To build from source (requires a C++ compiler and Python development headers):

pip install -e .

For contributor-style local validation, install the full optional stack:

pip install -e ".[all]"

Testing

pyvoro2 uses pytest. The default test suite is intended to be fast and deterministic:

pip install -e ".[test]"
pytest

Additional test groups are opt-in:

  • Fuzz/property tests (randomized):
pytest -m fuzz --fuzz-n 100
  • Cross-check tests vs pyvoro (requires installing pyvoro first):
pip install pyvoro
pytest -m pyvoro --fuzz-n 100
  • Slow tests (if any are added in the future):
pytest -m slow

Tip: you can combine markers, e.g. pytest -m "fuzz and pyvoro" --fuzz-n 100.

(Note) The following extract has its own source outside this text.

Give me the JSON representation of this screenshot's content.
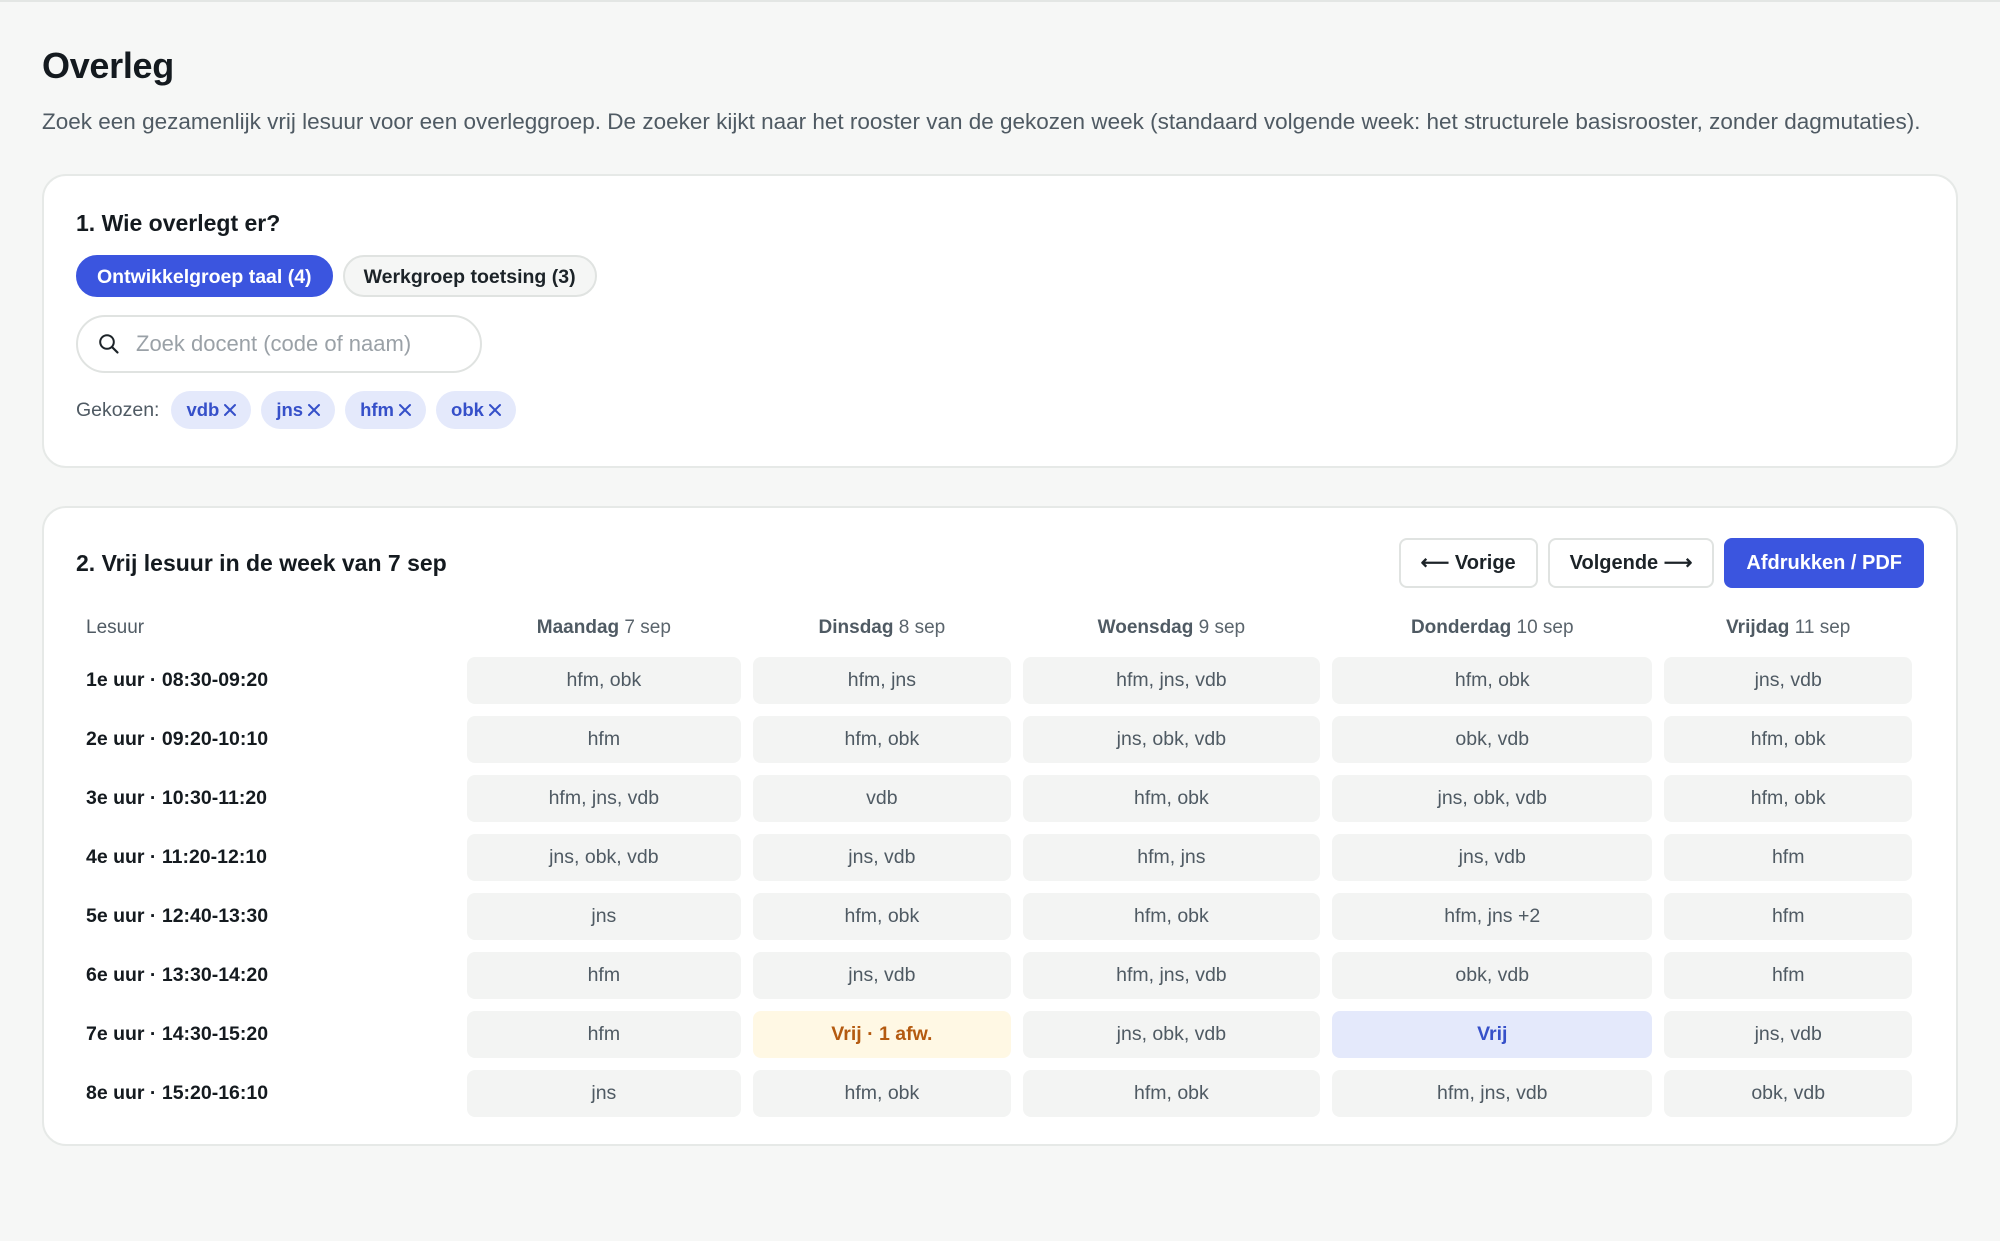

Release and publishability checks

For a one-shot local publishability pass (lint, notebook execution, exported notebook sync, README sync, tests, docs, build, metadata checks, and wheel smoke test):

python tools/release_check.py

Project status

pyvoro2 is currently in beta.

The core tessellation modes (standard and power/Laguerre) are stable, and the 0.6.0 release now includes a first-class planar namespace. A future 1.0 release is planned once the inverse-fitting workflow is more mature, its disconnected-graph / coverage diagnostics are stabilized, and the project has reassessed whether planar PeriodicCell support is actually needed.

AI-assisted development

Some parts of the implementation, tests, and documentation were developed with AI assistance (OpenAI ChatGPT). The maintainer reviews and integrates changes, and remains responsible for the resulting code and scientific claims.

Details are documented in the AI usage page.

License

  • Starting with 0.6.0, the pyvoro2-authored code is released under the GNU Lesser General Public License v3.0 or later (LGPLv3+).
  • Versions before 0.6.0 were released under the MIT License.
  • Voro++ is vendored and redistributed under its original upstream license.